出了大门,玉儿眼睛被街上的车灯一晃才回过神来,看到手里的习题集,糟糕!她竟然顺手把李老师的习题册子拿出来了,明天不知道她会不会有课,耽误人家上课可就不好了,于是连忙往回走。
刚刚走近张家门口,玉儿便听到有人提自己的名字,可能他们刚才送他出来时只顺手关了雕花防盗铁门,里面的木门并没有关。
镂空的铁门并不隔音,里面的对话一字不落的传进玉儿耳朵里。
“你上次还指责人家,拓跋玉儿这小姑娘分明就是品学兼优的好学生嘛,可惜没来我们学校。”这是张岩的声音。
“哼,没什么好可惜的‘学’可能还不错,‘品’就未必了,锋芒毕露,有点小聪明就不知天高地厚。再说我看见那丫头的一双眼睛就闹心,眉梢眼角上挑,不是温和端庄的女孩子会有的长相。”玉儿起初听到他们讨论自己有些不好意思,本待走开,等明天到学校再还书,听到这里却不由愣住。

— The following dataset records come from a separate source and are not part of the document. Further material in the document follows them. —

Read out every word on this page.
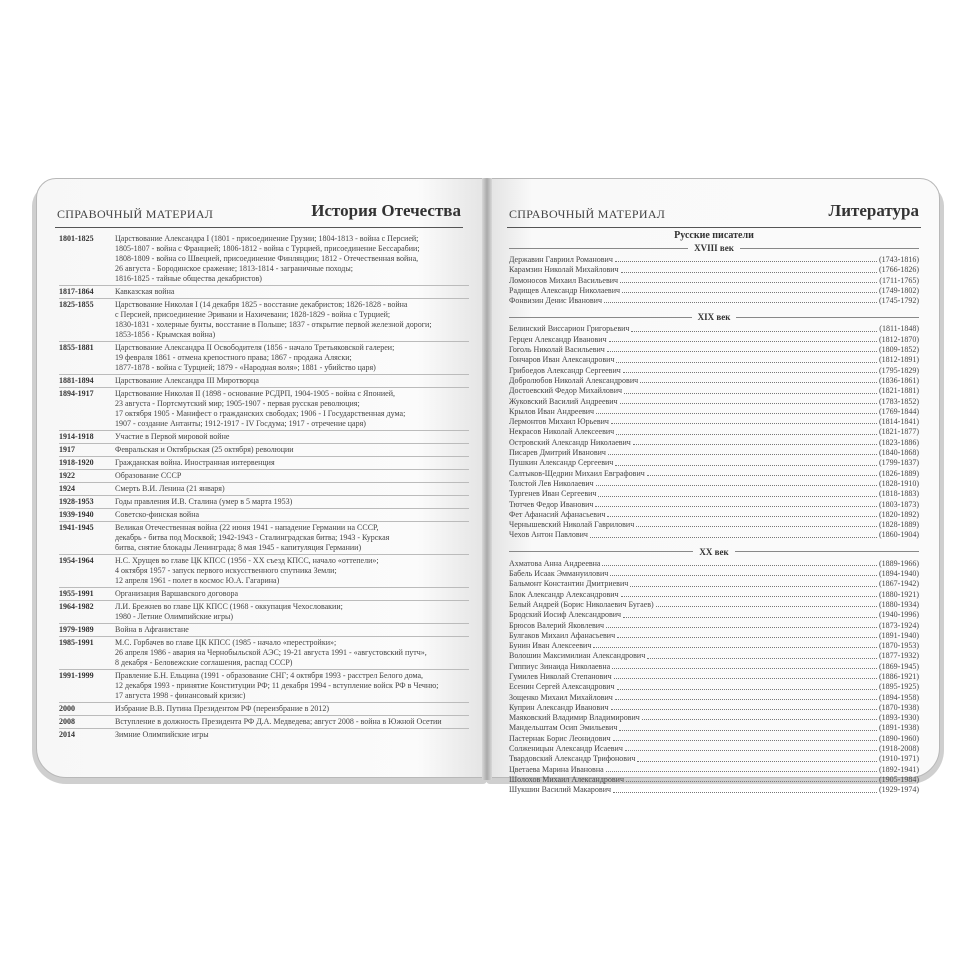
СПРАВОЧНЫЙ МАТЕРИАЛ	История Отечества
1801-1825	Царствование Александра I (1801 - присоединение Грузии; 1804-1813 - война с Персией;
1805-1807 - война с Францией; 1806-1812 - война с Турцией, присоединение Бессарабии;
1808-1809 - война со Швецией, присоединение Финляндии; 1812 - Отечественная война,
26 августа - Бородинское сражение; 1813-1814 - заграничные походы;
1816-1825 - тайные общества декабристов)
1817-1864	Кавказская война
1825-1855	Царствование Николая I (14 декабря 1825 - восстание декабристов; 1826-1828 - война
с Персией, присоединение Эривани и Нахичевани; 1828-1829 - война с Турцией;
1830-1831 - холерные бунты, восстание в Польше; 1837 - открытие первой железной дороги;
1853-1856 - Крымская война)
1855-1881	Царствование Александра II Освободителя (1856 - начало Третьяковской галереи;
19 февраля 1861 - отмена крепостного права; 1867 - продажа Аляски;
1877-1878 - война с Турцией; 1879 - «Народная воля»; 1881 - убийство царя)
1881-1894	Царствование Александра III Миротворца
1894-1917	Царствование Николая II (1898 - основание РСДРП, 1904-1905 - война с Японией,
23 августа - Портсмутский мир; 1905-1907 - первая русская революция;
17 октября 1905 - Манифест о гражданских свободах; 1906 - I Государственная дума;
1907 - создание Антанты; 1912-1917 - IV Госдума; 1917 - отречение царя)
1914-1918	Участие в Первой мировой войне
1917	Февральская и Октябрьская (25 октября) революции
1918-1920	Гражданская война. Иностранная интервенция
1922	Образование СССР
1924	Смерть В.И. Ленина (21 января)
1928-1953	Годы правления И.В. Сталина (умер в 5 марта 1953)
1939-1940	Советско-финская война
1941-1945	Великая Отечественная война (22 июня 1941 - нападение Германии на СССР,
декабрь - битва под Москвой; 1942-1943 - Сталинградская битва; 1943 - Курская
битва, снятие блокады Ленинграда; 8 мая 1945 - капитуляция Германии)
1954-1964	Н.С. Хрущев во главе ЦК КПСС (1956 - XX съезд КПСС, начало «оттепели»;
4 октября 1957 - запуск первого искусственного спутника Земли;
12 апреля 1961 - полет в космос Ю.А. Гагарина)
1955-1991	Организация Варшавского договора
1964-1982	Л.И. Брежнев во главе ЦК КПСС (1968 - оккупация Чехословакии;
1980 - Летние Олимпийские игры)
1979-1989	Война в Афганистане
1985-1991	М.С. Горбачев во главе ЦК КПСС (1985 - начало «перестройки»;
26 апреля 1986 - авария на Чернобыльской АЭС; 19-21 августа 1991 - «августовский путч»,
8 декабря - Беловежские соглашения, распад СССР)
1991-1999	Правление Б.Н. Ельцина (1991 - образование СНГ; 4 октября 1993 - расстрел Белого дома,
12 декабря 1993 - принятие Конституции РФ; 11 декабря 1994 - вступление войск РФ в Чечню;
17 августа 1998 - финансовый кризис)
2000	Избрание В.В. Путина Президентом РФ (переизбрание в 2012)
2008	Вступление в должность Президента РФ Д.А. Медведева; август 2008 - война в Южной Осетии
2014	Зимние Олимпийские игры
СПРАВОЧНЫЙ МАТЕРИАЛ	Литература
Русские писатели
XVIII век
Державин Гавриил Романович	(1743-1816)
Карамзин Николай Михайлович	(1766-1826)
Ломоносов Михаил Васильевич	(1711-1765)
Радищев Александр Николаевич	(1749-1802)
Фонвизин Денис Иванович	(1745-1792)
XIX век
Белинский Виссарион Григорьевич	(1811-1848)
Герцен Александр Иванович	(1812-1870)
Гоголь Николай Васильевич	(1809-1852)
Гончаров Иван Александрович	(1812-1891)
Грибоедов Александр Сергеевич	(1795-1829)
Добролюбов Николай Александрович	(1836-1861)
Достоевский Федор Михайлович	(1821-1881)
Жуковский Василий Андреевич	(1783-1852)
Крылов Иван Андреевич	(1769-1844)
Лермонтов Михаил Юрьевич	(1814-1841)
Некрасов Николай Алексеевич	(1821-1877)
Островский Александр Николаевич	(1823-1886)
Писарев Дмитрий Иванович	(1840-1868)
Пушкин Александр Сергеевич	(1799-1837)
Салтыков-Щедрин Михаил Евграфович	(1826-1889)
Толстой Лев Николаевич	(1828-1910)
Тургенев Иван Сергеевич	(1818-1883)
Тютчев Федор Иванович	(1803-1873)
Фет Афанасий Афанасьевич	(1820-1892)
Чернышевский Николай Гаврилович	(1828-1889)
Чехов Антон Павлович	(1860-1904)
XX век
Ахматова Анна Андреевна	(1889-1966)
Бабель Исаак Эммануилович	(1894-1940)
Бальмонт Константин Дмитриевич	(1867-1942)
Блок Александр Александрович	(1880-1921)
Белый Андрей (Борис Николаевич Бугаев)	(1880-1934)
Бродский Иосиф Александрович	(1940-1996)
Брюсов Валерий Яковлевич	(1873-1924)
Булгаков Михаил Афанасьевич	(1891-1940)
Бунин Иван Алексеевич	(1870-1953)
Волошин Максимилиан Александрович	(1877-1932)
Гиппиус Зинаида Николаевна	(1869-1945)
Гумилев Николай Степанович	(1886-1921)
Есенин Сергей Александрович	(1895-1925)
Зощенко Михаил Михайлович	(1894-1958)
Куприн Александр Иванович	(1870-1938)
Маяковский Владимир Владимирович	(1893-1930)
Мандельштам Осип Эмильевич	(1891-1938)
Пастернак Борис Леонидович	(1890-1960)
Солженицын Александр Исаевич	(1918-2008)
Твардовский Александр Трифонович	(1910-1971)
Цветаева Марина Ивановна	(1892-1941)
Шолохов Михаил Александрович	(1905-1984)
Шукшин Василий Макарович	(1929-1974)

她无法相信这是刚才还在耐心给她讲题的李老师在说话,而她的长相竟然也能成为话题。她
想继续听下去,于是静悄悄站在门口,一动不动。
“你这是偏见,她出身书香世家,家教能差到哪里去?既聪明又有礼貌,我看这女孩子就不错。”
“哼哼,你倒是真有眼光啊,她有没有教养,问问你儿子就知道了!”
张岩道:“关张烈什么事?”看着儿子面色发红,更觉奇怪。李晓柔见儿子沉默,继续说道:“虎父无犬子,你们父子俩都是魅力大得很呀,我主动申请担他们班的课,在旁边看着都看不住。一群丫头叽叽喳喳,没事就围在他身边,别人都还罢了,普通女生的小把戏,只有那‘出身名门’的高材生可真是与众不同!”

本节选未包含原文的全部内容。